Geleneksel teoriler uluslararası ilişkileri devlet üzerinden ve onun maddi kapasiteleri üzerinden değerlendirirken, eleştirel teori sosyal kuvvetlere ve farklı aktörlere odaklanır. Gücü verili kabul etmek yerine bunu oluşturan sosyal süreçleri de göz önünde bulundurur. Ayrıca var olan uluslararası yapıyı ve onun niteliğini evrensellik yerine tarihsellik içinde algılayarak, onun değişmezliği iddiasını reddeder. Eleştirel teori, Marksist teorinin içine düştüğü bazı yanlışları da düzeltme iddiasındadır. Buna göre Marksizm’in dar varsayımlı sınıf ve üretim ilişkileri anlayışı yerine, Habermas’ın iletişimsel eylem ve söylem etiği gibi kavramlarımdan faydalanarak kültür, toplumsal öğrenme süreçleri ve özgürleşme gibi yeni alanlara açılır.

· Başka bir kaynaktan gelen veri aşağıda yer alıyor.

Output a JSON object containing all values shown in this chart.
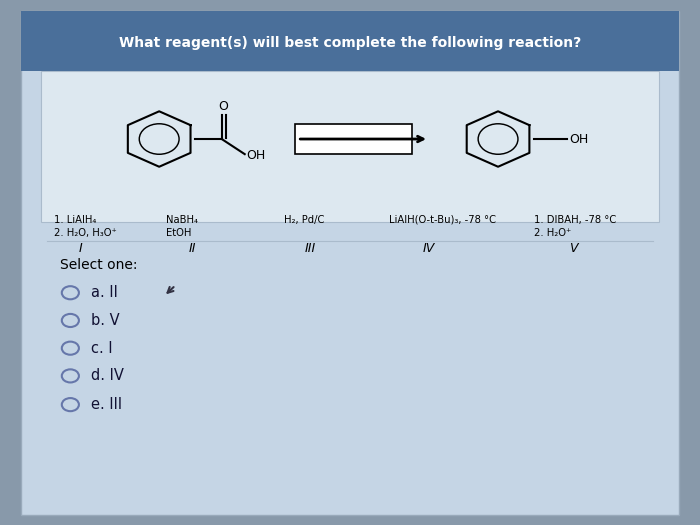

NATO örneği eleştirel teori üzerinden irdelenecek olursa, Amerikan hegemonyasının etkin olduğu dönemde Türkiye, hem NATO hem de Bretton Woods sistemi ürünleri olan IMF ve DB gibi örgütlere de üye olarak Batılı kimliğini pekiştirme çalışmıştır. Her ne kadar realist mantıkla güvenlik amaçlı bir hamle gibi görünse de, Türkiye Amerikan hegemonyasına mahkûm olmuştur. Johnson Mektubu ve Amerikan ambargosu gibi çatışmalar, tarihsel yapının değişmekte olduğunu, bu durumun beraberinde maddi imkânlar ve kültürel dinamiklerde köklü değişiklikler olduğunu acı bir tecrübeyle öğrenmiştir.
9. Bölüm- Sosyal İnşacılık
Sosyal İnşacılık, toplumsal gerçekliğin sosyal olarak inşa edildiğini ve bir toplumsal gerçeklik olarak uluslararası ilişkilerin de bir sosyal inşa olduğunu iddia eder. Sosyal İnşacılık, 1980’li yıllarda kurulmaya başlanmış ve 1990’da dördüncü büyük tartışmaya sebep olacak kadar etkin bir hale gelmiştir.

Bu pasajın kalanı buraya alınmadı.